この季節のツツジ、秋口のコスモスが私は大好きなのだ。

だが、「ウォーキング」という言い方は「健康餓鬼」のようで、カッコ悪くはないか。
健康のために早足で歩くなど、煩悩の極(きわ)みであろう。

この歳になれば健康への執着は捨て、季節の移ろいを愛でながらのんびり歩くのだ。
「ウォーキング」ではなく「散歩」と意識を変えることにして、わざとゆっくり歩いた。

当然、時間がかかる。

「おそかったわね」
愚妻が心配するかのような口をきいてから、
「倒れたのか思うじゃない」

すぐさま憎まれ口を叩く。
腹立たしい限りである。

それでも私は気を取り直し、春の草花を愛でながら歩いたことを説明すると、
「ちょっと、花ならうちの庭にも咲いているじゃないの」

目くじらを立てる。
我が家の庭の花には何の興味も示さずにおいて、わざわざ遠くの草木に感心するなど、どうかしていると非難するのだ。

なるほど、そうか。
人間は「足下の幸せ」には気づかないで「青い鳥」を探すということが、我が身を通して知れるのだ。

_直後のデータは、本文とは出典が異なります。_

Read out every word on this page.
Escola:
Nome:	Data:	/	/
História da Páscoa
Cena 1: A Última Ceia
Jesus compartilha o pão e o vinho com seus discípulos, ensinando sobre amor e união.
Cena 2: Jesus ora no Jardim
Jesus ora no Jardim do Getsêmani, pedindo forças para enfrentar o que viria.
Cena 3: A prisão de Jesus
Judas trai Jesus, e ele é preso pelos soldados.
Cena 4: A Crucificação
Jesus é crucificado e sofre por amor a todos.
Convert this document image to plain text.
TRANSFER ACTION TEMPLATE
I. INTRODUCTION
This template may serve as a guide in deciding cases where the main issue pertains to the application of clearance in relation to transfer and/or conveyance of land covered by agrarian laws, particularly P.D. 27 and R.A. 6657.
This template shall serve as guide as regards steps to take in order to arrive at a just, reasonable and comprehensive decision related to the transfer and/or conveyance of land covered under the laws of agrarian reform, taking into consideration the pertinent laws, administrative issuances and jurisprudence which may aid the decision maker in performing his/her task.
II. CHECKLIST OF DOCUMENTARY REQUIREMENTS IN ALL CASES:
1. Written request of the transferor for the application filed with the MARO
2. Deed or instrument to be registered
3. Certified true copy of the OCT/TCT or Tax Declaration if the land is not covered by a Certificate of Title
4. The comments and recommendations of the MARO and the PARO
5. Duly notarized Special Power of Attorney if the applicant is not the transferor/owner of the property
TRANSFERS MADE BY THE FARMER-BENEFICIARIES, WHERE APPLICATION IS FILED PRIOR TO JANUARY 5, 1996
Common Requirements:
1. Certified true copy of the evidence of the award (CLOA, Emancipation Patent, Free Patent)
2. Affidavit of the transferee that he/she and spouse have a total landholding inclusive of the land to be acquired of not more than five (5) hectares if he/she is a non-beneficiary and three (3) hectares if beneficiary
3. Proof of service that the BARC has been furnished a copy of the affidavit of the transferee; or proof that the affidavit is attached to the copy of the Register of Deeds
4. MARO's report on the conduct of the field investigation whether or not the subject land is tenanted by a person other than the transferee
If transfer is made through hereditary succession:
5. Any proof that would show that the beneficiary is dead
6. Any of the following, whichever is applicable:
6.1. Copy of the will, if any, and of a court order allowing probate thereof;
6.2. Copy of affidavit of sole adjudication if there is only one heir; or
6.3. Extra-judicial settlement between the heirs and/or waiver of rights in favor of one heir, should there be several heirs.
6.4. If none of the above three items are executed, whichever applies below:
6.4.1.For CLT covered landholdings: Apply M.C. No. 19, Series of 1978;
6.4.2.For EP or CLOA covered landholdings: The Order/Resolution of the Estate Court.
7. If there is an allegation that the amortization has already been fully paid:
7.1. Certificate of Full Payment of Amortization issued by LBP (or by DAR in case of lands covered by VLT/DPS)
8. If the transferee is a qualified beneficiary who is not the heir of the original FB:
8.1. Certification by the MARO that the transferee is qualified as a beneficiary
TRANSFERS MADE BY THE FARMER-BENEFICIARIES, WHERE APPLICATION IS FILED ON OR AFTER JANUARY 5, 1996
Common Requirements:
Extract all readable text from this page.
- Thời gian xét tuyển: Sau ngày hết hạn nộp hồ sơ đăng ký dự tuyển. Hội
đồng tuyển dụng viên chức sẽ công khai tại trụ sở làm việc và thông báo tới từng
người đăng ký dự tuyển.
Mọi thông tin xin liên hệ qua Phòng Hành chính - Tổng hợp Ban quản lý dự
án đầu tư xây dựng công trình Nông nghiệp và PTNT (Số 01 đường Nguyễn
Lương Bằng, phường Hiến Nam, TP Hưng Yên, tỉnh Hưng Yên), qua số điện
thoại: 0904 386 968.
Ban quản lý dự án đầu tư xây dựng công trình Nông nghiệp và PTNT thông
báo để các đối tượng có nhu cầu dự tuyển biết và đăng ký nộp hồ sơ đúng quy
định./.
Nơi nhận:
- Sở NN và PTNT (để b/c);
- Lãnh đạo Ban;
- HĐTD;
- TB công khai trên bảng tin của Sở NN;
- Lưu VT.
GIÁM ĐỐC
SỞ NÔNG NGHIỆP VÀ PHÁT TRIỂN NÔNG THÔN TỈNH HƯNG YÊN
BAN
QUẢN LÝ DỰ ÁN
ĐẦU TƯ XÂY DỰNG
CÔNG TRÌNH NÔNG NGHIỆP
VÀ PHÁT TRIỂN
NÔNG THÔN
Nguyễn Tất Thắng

となれば、私は愚妻にとって「足下の幸せ」であるにもかかわらず、愚妻はそのことに気づかないでいる。

そのことを説明しようとしたが、話がこじれると面倒なので黙っていた。

さて、明日は納骨法要があり、そのあと保護観察対象者に面接。
うまくすれば夕方から「散歩」できるかもしれない。
庭の花を見てから出かけるかとするか。